Leonardo merkezde duruyor, on adam onun etrafında dövüşüyorlardı. Yumruklar havada uçuşuyor ama asla hedefine ulaşamıyordu. Leonardo onlarla resmen dans ediyordu.
"Gücün bu kadar mı? Yüzelli kişi bir boka yaramıyor mu?" Leonardo'nun sakin sesi sırtımdan aşağı bir ürperti inmesine sebep olmuştu. Tehlikeli görünen silahlı yüz elli adam tarafından çevrelenmemiş gibi konuşuyordu.
Mad başını iki yana sallayarak güldü. "Evet evet biz güçsüzüz. Birazdan yerdeyken bunuda söylersin. Elbet yorulacaksın." dedi.

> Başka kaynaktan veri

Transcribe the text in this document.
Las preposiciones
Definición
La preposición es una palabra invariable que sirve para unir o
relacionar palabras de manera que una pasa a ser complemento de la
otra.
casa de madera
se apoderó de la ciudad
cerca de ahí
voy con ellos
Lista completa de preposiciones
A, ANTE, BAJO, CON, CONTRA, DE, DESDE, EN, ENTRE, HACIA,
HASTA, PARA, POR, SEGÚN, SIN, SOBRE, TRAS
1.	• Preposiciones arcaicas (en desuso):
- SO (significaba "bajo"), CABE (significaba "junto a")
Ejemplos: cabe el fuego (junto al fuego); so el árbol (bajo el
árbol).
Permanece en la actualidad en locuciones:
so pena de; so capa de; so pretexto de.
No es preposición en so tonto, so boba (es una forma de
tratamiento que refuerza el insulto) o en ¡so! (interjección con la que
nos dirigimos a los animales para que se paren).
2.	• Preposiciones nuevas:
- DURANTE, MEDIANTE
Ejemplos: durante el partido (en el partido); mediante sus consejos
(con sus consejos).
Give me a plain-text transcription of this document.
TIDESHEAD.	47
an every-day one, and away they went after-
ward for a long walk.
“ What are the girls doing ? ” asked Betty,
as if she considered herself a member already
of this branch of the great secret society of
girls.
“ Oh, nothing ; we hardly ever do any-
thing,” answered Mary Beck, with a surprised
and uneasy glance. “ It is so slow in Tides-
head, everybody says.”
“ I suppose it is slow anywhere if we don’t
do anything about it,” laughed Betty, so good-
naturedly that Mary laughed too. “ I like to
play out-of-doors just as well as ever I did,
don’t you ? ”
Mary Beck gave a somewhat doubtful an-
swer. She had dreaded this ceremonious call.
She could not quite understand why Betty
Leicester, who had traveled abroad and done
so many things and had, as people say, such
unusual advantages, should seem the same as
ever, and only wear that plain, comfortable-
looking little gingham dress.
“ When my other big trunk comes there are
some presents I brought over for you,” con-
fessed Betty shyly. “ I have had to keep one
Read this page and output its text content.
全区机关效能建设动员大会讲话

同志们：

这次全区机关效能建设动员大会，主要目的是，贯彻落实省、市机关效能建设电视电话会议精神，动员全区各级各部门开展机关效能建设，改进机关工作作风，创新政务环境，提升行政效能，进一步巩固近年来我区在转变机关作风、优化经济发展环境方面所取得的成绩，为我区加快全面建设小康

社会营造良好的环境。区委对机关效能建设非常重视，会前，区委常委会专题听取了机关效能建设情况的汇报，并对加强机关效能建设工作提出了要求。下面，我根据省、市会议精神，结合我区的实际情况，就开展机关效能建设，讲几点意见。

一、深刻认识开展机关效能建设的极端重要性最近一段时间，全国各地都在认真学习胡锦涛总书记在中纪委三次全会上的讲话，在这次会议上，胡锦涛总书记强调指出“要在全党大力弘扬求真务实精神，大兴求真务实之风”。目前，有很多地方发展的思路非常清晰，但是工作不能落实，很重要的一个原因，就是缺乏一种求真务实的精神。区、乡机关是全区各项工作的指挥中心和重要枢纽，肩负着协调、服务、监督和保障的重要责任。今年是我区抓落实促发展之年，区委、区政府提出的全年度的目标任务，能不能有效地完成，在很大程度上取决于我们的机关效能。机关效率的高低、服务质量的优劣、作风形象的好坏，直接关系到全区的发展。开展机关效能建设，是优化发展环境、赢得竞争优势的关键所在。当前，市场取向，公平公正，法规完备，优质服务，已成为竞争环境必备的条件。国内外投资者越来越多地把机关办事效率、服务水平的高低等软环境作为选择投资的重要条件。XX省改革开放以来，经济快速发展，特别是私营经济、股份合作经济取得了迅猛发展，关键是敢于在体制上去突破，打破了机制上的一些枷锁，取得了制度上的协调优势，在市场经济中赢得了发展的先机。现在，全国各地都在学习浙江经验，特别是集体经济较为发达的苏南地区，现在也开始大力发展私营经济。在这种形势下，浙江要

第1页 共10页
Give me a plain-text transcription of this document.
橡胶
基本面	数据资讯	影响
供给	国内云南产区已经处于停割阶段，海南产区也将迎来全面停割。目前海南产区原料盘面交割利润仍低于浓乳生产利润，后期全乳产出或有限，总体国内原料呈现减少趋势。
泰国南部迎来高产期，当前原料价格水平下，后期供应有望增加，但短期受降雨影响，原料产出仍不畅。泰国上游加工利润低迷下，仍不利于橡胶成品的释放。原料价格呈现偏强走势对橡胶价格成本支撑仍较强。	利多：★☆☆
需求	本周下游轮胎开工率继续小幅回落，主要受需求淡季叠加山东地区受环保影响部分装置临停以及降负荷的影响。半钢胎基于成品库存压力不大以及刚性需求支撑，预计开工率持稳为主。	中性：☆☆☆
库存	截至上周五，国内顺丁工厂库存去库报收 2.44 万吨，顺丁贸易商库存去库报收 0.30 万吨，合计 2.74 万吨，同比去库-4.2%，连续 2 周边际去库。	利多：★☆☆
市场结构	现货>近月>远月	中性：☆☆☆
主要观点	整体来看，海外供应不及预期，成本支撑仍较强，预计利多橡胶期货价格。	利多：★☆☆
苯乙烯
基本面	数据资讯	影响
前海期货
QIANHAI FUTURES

"İşin o kısmını düşünerek beynini yorma sen."Az önceki ses tonuyla cevap vermişti. Bedeni hareketsiz ama tetikteydi. Bakışlarını adamlardan asla ayırmıyordu.
Nefesimi tuttum.
Arkasındaki iki adam sonra aniden bıçaklarını çıkarıp üstüne atıldılar. Birisi arkasından dizine vurdu. Diğeri bıçağını kaldırınca titredim. İzlerken kalbim hızla çarpıyordu. Leonardo dizine tekme atan adamın bacağını tuttu ve ters çevirdi. Bütün hamleleri savuşturuyordu. Elinde bıçak tutan adamlardan birinin boğazına bir yumruk geçirdi. Kemiğin kırılma sesi benim duyabileceğim kadar yüksekti.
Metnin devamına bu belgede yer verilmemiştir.